Summary
Ancient proteins from fossilized or semi-fossilized remains can yield phylogenetic information at broad temporal horizons, in some cases even millions of years into the past. In recent years, peptides extracted from archaic hominins and long-extinct mega-fauna have enabled unprecedented insights into their evolutionary history. In contrast to the field of ancient DNA - where several computational methods exist to process and analyze sequencing data - few tools exist for handling ancient protein sequence data. Instead, most studies rely on loosely combined custom scripts, which makes it difficult to reproduce results or share methodologies across research groups. Here, we present PaleoProPhyler: a new fully reproducible pipeline for aligning ancient peptide data and subsequently performing phylogenetic analyses. The pipeline can not only process various forms of proteomic data, but also easily harness genetic data in different formats (CRAM, BAM, VCF) and translate it, allowing the user to create reference panels for phyloproteomic analyses. We describe the various steps of the pipeline and its many functionalities, and provide some examples of how to use it. PaleoProPhyler allows researchers with little bioinformatics experience to efficiently analyze palaeoproteomic sequences, so as to derive insights from this valuable source of evolutionary data.

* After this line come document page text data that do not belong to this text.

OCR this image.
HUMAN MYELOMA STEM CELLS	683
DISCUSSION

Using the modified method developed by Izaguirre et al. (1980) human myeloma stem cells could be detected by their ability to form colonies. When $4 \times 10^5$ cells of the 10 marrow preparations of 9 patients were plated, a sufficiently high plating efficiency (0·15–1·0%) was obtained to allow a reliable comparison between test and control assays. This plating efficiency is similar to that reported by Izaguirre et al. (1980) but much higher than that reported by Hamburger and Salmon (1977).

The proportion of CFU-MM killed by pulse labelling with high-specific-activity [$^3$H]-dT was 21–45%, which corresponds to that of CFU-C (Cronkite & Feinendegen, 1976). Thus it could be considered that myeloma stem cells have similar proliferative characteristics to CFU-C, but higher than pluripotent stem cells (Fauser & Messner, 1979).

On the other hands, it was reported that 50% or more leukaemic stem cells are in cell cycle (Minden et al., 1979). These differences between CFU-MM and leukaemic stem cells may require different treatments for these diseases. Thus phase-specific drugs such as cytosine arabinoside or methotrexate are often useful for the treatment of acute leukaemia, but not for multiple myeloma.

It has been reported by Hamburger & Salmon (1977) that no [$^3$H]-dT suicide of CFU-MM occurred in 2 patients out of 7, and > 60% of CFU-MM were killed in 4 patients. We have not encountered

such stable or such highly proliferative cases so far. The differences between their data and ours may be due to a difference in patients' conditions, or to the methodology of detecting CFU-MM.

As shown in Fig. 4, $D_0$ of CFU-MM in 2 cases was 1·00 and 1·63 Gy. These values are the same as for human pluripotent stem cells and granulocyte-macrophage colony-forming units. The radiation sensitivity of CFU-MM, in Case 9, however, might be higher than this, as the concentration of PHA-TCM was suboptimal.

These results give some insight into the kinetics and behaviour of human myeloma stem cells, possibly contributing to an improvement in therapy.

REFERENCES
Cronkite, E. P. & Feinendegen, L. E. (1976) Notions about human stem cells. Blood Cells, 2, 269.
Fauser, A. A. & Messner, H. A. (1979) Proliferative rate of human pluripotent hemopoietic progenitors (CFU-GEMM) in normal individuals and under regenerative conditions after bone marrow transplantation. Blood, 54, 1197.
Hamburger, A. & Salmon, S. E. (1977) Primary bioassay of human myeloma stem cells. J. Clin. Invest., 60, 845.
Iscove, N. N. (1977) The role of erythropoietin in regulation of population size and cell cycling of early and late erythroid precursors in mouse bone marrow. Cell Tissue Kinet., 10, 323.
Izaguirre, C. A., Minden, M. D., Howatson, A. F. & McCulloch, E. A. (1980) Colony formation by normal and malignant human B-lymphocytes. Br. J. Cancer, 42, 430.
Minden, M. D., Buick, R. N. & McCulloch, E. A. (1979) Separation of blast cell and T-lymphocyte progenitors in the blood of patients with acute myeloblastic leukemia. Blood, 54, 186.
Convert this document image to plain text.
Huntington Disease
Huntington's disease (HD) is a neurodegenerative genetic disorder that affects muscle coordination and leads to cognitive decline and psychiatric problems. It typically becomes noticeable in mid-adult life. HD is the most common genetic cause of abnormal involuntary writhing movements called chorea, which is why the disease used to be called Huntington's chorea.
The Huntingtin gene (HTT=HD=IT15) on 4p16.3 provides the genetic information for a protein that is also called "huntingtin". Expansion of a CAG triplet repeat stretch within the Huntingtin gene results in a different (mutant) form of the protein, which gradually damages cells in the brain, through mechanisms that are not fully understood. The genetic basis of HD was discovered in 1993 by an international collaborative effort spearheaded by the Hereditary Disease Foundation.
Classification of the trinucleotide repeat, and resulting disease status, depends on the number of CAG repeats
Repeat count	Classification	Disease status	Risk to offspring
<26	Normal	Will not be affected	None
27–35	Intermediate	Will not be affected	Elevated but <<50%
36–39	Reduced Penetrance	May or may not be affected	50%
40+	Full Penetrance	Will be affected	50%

Competing Interest Statement
The authors have declared no competing interest.
Footnotes
After a first round of reviews the manuscript has been updated, using the suggestions provided. Changes have also been made to the code of the described workflows in order to make its modules more easily executable in different computer environments. Furthermore both the supplementary material and the online tutorial of the workflows have been updated with the goal of providing more details as well as alternative ways of installing and running the workflows.